As a young child in India, Mandip Singh watched his father head off to America hoping to set up a new life for his loved ones. By the time he turned seven, the family was able to reunite in Melrose, MA, where they have worked extremely hard ever since running a restaurant and living out the American Dream.

“My parents broke their backs so that I could have the opportunity to go to college,” Singh says. “I’ve put pressure on myself to achieve as soon as possible in order to help the ones who have helped me.”

The junior Accounting major knew early on that one of the best ways to set himself up for a job right out of college was to land a relevant internship, so he quickly sought out the University’s Office of Career Services and Employer Relations. That led to Singh’s first internship in the Framingham State University Business Office.

“I am constantly in the Career Services Office seeking advice from Internship Coordinator Jill Gardosik and Director Dawn Ross. They helped me get two internships and got me involved in the Suitable Solutions Program, which teaches you about professional skills, provides you with $100 for attire and can help you land internships and jobs at companies like TJX.”

As a sophomore, Singh landed another high-impact internship at the CPA (Certified Public Accountant) firm Paresky Flitt & Co.
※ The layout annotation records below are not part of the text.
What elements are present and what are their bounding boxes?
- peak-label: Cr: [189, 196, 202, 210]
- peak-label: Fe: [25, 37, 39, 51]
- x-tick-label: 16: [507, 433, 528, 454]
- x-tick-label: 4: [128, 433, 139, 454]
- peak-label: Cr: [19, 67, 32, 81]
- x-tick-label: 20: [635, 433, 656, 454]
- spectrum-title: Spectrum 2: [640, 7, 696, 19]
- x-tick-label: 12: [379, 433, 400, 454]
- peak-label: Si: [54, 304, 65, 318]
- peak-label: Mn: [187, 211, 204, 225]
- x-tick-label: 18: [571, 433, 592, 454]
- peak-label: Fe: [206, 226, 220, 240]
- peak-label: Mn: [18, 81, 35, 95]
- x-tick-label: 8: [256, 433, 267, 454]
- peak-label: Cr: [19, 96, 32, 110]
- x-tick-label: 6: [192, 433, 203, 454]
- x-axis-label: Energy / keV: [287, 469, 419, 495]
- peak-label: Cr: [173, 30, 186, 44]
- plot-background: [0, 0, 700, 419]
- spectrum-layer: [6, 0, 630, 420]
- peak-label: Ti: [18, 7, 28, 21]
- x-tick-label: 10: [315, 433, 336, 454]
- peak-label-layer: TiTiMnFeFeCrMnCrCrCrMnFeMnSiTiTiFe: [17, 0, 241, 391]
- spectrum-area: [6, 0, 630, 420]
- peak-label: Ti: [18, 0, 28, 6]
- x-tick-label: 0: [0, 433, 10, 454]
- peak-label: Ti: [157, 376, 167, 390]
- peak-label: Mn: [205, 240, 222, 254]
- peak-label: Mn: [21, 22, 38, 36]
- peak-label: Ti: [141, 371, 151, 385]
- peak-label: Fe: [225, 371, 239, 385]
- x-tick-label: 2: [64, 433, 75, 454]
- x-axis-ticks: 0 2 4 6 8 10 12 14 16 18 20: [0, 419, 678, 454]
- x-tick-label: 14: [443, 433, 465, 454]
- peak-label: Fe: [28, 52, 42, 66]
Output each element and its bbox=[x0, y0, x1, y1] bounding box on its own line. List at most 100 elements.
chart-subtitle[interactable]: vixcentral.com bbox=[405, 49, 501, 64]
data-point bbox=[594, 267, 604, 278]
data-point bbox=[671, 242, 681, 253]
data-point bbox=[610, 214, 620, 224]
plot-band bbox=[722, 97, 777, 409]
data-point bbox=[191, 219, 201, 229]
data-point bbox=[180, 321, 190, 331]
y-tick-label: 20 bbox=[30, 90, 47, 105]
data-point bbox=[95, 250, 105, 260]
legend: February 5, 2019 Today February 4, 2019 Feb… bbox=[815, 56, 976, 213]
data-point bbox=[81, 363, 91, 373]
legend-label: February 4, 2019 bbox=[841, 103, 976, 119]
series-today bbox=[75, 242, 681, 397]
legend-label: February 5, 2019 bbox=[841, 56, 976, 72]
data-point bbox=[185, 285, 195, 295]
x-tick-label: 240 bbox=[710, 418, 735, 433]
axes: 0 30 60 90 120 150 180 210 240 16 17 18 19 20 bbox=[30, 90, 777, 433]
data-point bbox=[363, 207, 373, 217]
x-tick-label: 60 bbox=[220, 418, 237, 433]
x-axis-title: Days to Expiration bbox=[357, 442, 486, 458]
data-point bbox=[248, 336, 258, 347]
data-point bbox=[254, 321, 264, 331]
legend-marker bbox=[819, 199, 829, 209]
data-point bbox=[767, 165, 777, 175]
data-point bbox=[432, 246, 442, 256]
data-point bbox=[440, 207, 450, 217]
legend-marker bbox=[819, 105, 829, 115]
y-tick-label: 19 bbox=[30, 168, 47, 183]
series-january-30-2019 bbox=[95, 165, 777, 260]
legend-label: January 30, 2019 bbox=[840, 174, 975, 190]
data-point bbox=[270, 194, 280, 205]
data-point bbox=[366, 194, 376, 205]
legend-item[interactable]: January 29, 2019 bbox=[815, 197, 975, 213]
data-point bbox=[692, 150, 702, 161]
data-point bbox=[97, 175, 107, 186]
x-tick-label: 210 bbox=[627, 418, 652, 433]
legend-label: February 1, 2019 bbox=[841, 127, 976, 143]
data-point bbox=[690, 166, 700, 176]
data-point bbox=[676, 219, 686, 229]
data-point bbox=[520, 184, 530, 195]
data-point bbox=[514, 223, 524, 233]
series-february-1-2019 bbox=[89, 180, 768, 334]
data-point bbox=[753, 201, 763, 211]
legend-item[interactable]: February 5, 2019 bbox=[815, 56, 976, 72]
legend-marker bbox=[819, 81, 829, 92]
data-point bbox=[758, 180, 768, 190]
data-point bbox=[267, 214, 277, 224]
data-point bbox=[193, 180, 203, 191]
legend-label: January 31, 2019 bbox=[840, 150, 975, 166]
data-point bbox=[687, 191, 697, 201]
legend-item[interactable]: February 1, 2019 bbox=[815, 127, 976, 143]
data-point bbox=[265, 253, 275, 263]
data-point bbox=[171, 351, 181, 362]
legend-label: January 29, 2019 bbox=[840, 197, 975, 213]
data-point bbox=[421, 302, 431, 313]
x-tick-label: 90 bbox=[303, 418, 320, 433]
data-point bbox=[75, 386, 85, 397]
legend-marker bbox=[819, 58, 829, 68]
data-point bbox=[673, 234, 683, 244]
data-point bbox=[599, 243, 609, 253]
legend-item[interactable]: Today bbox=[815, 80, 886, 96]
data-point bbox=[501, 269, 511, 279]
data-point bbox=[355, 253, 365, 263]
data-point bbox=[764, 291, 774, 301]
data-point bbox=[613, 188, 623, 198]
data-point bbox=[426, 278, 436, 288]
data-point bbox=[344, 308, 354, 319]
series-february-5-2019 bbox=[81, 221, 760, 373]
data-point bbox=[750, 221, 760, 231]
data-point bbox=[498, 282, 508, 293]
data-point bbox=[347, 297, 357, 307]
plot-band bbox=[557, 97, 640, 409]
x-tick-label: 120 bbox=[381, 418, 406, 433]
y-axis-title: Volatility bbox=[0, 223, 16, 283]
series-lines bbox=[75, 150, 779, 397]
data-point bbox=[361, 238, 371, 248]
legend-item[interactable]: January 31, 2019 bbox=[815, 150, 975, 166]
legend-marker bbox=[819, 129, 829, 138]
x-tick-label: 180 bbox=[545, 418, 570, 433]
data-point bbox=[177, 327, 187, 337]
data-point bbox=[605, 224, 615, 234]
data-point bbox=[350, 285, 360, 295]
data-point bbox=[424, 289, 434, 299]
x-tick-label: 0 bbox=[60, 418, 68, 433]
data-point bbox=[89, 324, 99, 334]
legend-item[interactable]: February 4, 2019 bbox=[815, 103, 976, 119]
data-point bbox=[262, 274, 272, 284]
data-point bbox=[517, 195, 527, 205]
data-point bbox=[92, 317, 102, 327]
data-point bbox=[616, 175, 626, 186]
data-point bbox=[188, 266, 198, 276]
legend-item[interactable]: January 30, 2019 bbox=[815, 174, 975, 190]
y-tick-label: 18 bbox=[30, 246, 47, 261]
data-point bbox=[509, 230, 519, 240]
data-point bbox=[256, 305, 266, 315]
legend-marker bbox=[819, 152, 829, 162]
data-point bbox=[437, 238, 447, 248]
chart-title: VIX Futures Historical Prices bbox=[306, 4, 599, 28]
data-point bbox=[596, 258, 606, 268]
While there, he gained valuable contacts and took a big step toward his ultimate goal of working for one of the “Big 4” accounting firms (KPMG, Ernst & Young, Deloitte and PricewaterhouseCoopers). By the time he graduates from Framingham State, he will have completed at least three internships.

“When I started college, I was really concerned about having a job right after graduation, but now I feel very confident that I have the skills and connections to line something up right away,” Singh says.

He is also passionate about giving back, and says he would love to start a nonproft organization one day that provides psychological treatment to people in his native India, where mental health conditions are often ignored.